Успокаивающие слова возымели обратное действие, немка зарыдала еще сильнее.
– Ну ка, дай посмотрю. Ничего страшного, до свадьбы заживет.
А фингал-то будет знатным.
– На вот, возьми.
Вова сунул ей в руки мешок с НЗ.
– Все, иди отсюда, иди. Мне колесо менять надо.
Девчонка еще пыталась что-то лепетать, но Лопухов развернул ее и легким толчком в спину придал ускорение. Когда он вернулся к машине, в развалинах никого уже не было.
Дормидонтов всю дорогу молчал, в Вовину сторону даже не смотрел. Злоба просто переполняла его, даже капитаны на него голос не повышали, а тут какой-то ефрейторишка оружием угрожал. Прибыли в расположение, машину разгрузили. И все молча. После этого Лопухов отправился отдыхать, а на следующий день ему пришлось предстать перед темными очами майора Левинсона.
– Дормидонтов на тебя рапорт написал, что ты ему оружием угрожал.
– Этого никто не видел.
– Значит, сам факт ты не отрицаешь?
На этот вопрос Вова предпочел не отвечать, Левинсон сделал выводы сам.
– Тогда есть два варианта. Первый – дать делу официальный ход, и тогда для тебя все закончится штрафной ротой.
– А второй?
– Есть приказ направлять тыловиков для пополнения передовых частей.

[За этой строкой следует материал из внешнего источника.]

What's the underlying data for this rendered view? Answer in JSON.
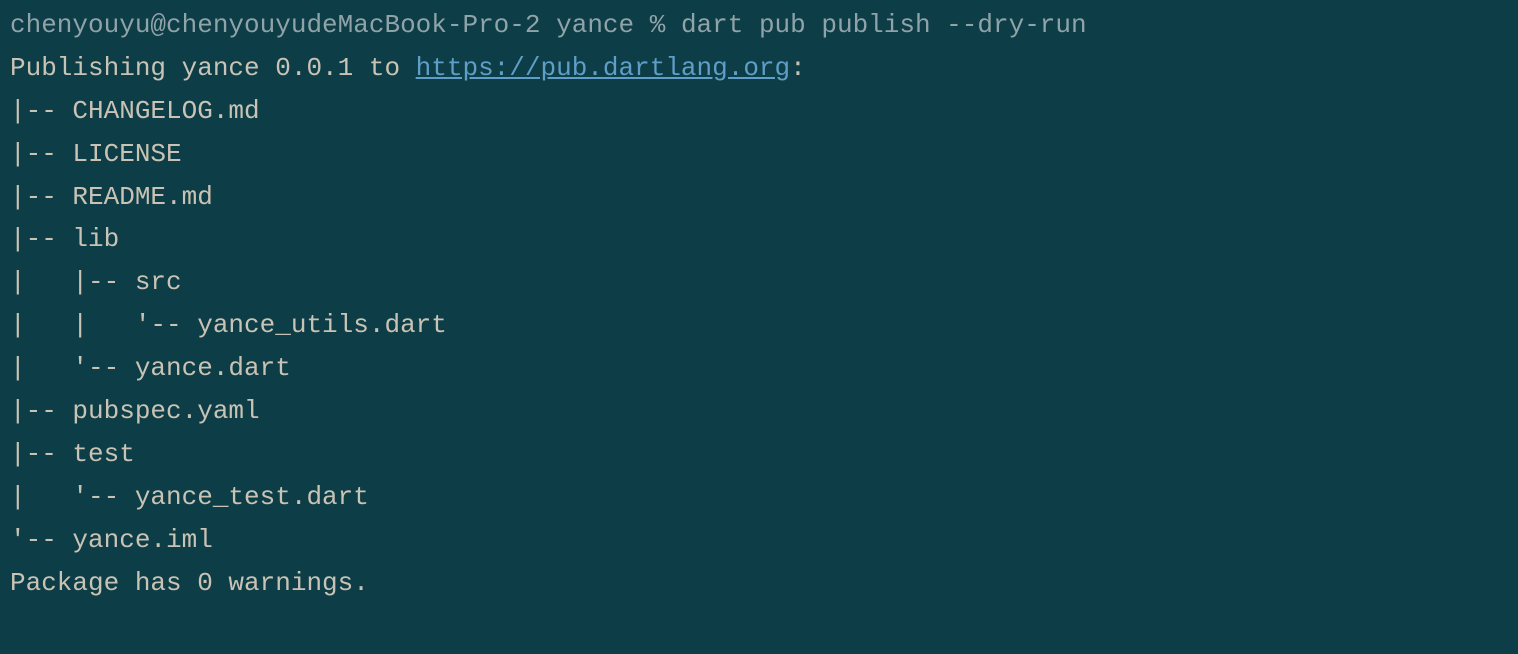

– Водителей этот приказ не касается.
– Правильно, но можно пойти добровольно.
Размышлял Вова недолго.
– Можно бумагу и ручку, товарищ майор.
За все время пребывания здесь писать перьевой ручкой он до конца так и не научился. Нацарапав рапорт, он отдал его майору и вышел из штаба на улицу. Подумав, направился на склад к Ерофеичу, еще предстояло сдать сменщику машину, так что на фронт он попадет явно не завтра.
Проходя мимо приоткрытой двери хозяйственного сарайчика, Вова услышал оттуда характерные хлюпающие звуки. Вова заглянул в щель. Марта, нынешняя старшинская пассия что-то, не иначе дормидонтовские подштаники, стирала в корыте. Лопухова заинтересовал мощный зад и белеющие из-под подола икры. Семь бед – один ответ. Вова просочился в сарай, женщина его не заметила. Подкрался сзади и толкнул Марту вперед, быстро задрав подол. Видимо, немка приняла его за самого Дормидонтова и покорно стояла в прежней позе, пока Вова путался в завязках кальсон, а потом освобождал ее от излишков белья.
Но не могла же Марта не понять, что сзади к ней пристроился не нынешний хахаль, а кто-то другой, в ходе самого процесса. Но то ли замена ее вполне устроила, то ли ей было все равно, но никакого неудовольствия она не выказала, скорее наоборот и звуки характерные издавала. На контрацепцию Вове было плевать, закончив, он натянул кальсоны с галифе и, оставив женщину приводить себя в порядок, вышел на солнечный свет.